None.
1. Technical Field
A free standing film containing nanotubes is prepared by the process described herein. Depending on the type of nanotubes, the free standing film is useful as an optical filter, as an anisotropically electrically conductive film (ACF), or as a thermal interface material (TIM).
2. Problems To Be Solved
Electronic components such as semiconductors, transistors, integrated circuits (ICs), discrete devices, and others known in the art are designed to operate at a normal operating temperature or within a normal operating temperature range.

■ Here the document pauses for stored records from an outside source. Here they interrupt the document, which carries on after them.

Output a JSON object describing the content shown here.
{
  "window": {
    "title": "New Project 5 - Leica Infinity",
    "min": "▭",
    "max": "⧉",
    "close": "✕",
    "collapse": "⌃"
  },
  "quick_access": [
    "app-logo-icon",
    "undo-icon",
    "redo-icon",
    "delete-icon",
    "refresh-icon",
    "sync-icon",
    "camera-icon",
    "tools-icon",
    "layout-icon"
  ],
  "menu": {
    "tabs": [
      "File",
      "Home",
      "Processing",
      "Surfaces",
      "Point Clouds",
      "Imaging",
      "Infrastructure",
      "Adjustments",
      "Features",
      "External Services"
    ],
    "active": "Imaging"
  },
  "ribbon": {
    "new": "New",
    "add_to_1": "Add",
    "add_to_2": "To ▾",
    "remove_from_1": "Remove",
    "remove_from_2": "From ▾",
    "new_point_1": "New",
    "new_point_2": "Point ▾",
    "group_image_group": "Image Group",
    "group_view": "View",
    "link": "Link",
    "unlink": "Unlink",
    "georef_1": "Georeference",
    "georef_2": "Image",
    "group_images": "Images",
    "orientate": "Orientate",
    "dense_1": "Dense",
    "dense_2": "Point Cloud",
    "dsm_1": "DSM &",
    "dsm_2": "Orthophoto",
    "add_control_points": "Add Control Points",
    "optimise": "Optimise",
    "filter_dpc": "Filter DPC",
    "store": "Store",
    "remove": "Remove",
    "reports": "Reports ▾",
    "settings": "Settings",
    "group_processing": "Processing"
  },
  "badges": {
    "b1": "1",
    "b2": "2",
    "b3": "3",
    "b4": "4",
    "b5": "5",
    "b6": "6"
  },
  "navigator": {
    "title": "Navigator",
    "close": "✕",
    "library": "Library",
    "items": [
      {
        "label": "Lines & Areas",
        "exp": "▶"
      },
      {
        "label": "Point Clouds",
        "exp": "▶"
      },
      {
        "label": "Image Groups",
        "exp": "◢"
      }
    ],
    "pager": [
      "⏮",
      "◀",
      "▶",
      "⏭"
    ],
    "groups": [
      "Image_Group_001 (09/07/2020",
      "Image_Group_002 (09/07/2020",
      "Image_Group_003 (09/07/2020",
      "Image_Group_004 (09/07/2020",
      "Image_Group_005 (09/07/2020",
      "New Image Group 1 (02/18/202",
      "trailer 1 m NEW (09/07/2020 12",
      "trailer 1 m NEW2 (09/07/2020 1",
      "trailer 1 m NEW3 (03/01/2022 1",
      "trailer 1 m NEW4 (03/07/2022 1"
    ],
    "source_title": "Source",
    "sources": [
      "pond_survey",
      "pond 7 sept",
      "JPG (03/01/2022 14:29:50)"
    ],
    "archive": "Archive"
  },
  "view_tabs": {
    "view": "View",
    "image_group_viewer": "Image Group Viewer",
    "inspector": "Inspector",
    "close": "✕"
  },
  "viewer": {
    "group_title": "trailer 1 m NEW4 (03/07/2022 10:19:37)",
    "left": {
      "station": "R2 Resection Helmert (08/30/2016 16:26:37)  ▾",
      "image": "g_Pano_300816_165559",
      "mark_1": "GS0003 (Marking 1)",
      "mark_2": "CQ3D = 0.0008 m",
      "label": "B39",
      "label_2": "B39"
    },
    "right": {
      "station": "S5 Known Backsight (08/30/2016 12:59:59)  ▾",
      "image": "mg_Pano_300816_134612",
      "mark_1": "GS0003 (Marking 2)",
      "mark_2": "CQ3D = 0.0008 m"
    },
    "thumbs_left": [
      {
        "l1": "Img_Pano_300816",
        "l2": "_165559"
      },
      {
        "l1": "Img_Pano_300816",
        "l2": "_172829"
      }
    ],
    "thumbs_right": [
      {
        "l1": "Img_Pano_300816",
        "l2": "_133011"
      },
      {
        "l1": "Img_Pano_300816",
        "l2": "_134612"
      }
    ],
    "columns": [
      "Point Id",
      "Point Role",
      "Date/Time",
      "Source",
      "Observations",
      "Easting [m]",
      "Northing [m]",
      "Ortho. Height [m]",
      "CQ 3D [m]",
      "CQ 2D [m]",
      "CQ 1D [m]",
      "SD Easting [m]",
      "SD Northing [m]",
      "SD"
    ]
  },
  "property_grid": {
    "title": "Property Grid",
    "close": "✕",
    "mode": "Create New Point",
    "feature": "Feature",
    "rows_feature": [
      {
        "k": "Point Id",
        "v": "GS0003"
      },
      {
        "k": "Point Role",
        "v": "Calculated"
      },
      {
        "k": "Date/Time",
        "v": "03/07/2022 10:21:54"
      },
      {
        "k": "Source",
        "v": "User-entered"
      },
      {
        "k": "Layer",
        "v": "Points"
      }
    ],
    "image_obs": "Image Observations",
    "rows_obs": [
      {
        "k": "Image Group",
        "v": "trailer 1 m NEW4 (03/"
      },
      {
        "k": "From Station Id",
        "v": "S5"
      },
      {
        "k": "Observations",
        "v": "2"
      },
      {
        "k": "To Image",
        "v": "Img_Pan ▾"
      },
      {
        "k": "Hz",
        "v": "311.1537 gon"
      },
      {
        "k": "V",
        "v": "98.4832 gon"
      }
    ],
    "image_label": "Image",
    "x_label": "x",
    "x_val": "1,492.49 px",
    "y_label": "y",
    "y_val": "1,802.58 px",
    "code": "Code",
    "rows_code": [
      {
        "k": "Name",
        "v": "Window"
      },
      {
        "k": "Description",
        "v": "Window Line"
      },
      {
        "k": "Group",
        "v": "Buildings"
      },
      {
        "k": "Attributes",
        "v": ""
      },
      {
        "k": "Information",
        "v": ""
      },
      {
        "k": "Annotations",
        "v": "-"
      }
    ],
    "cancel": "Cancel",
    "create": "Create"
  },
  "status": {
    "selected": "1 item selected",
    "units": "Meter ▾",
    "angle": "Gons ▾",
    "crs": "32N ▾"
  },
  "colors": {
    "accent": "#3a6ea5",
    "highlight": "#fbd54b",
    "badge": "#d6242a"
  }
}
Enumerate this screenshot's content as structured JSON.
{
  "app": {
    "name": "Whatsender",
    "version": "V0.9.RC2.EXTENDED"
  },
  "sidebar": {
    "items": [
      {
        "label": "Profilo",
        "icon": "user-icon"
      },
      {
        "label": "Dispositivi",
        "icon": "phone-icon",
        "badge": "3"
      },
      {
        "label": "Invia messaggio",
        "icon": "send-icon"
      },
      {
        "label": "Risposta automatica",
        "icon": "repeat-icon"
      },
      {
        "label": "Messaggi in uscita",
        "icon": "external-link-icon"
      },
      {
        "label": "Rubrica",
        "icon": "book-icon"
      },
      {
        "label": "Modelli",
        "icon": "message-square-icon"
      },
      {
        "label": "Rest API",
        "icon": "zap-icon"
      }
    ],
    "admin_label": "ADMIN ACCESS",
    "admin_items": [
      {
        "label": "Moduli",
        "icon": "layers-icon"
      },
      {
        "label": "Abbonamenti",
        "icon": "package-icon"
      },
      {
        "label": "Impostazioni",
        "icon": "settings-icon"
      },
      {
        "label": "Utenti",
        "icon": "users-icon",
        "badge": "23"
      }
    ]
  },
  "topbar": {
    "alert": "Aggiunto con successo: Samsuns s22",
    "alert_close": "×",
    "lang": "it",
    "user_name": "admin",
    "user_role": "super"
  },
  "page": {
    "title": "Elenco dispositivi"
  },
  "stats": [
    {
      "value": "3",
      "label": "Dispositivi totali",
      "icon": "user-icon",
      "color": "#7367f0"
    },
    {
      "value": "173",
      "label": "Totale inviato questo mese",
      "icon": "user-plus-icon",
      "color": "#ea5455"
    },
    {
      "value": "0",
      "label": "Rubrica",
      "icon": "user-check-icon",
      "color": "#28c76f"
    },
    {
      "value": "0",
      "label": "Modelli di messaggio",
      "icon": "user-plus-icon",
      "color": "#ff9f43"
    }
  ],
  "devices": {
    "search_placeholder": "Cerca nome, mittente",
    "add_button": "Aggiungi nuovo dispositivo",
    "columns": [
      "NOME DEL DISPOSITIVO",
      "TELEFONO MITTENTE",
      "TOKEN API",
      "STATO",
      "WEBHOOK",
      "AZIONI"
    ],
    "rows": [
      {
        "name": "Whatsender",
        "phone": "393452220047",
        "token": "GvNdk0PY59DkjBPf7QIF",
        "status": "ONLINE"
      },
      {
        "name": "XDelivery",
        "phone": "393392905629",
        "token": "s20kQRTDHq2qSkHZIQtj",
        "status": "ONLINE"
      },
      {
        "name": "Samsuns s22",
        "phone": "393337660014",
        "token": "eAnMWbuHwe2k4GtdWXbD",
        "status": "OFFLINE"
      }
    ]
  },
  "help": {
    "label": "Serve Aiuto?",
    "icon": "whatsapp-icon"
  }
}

However, the operation of an electronic component generates heat. If sufficient heat is not removed, the electronic component will operate at a temperature significantly above its normal operating temperature. Excessive temperatures can adversely affect performance of the electronic component and operation of the device associated therewith and negatively impact mean time between failures.
To avoid these problems, heat can be removed by thermal conduction from the electronic component to a thermal management aid such as a heat sink. The heat sink can then be cooled by any convenient means such as convection or radiation techniques. During thermal conduction, heat can be transferred from the electronic component to the heat sink by surface contact between the electronic component and the heat sink or by contact of the electronic component and heat sink with a TIM. The lower the thermal impedance of the TIM, the greater the flow of heat from the electronic component to the heat sink.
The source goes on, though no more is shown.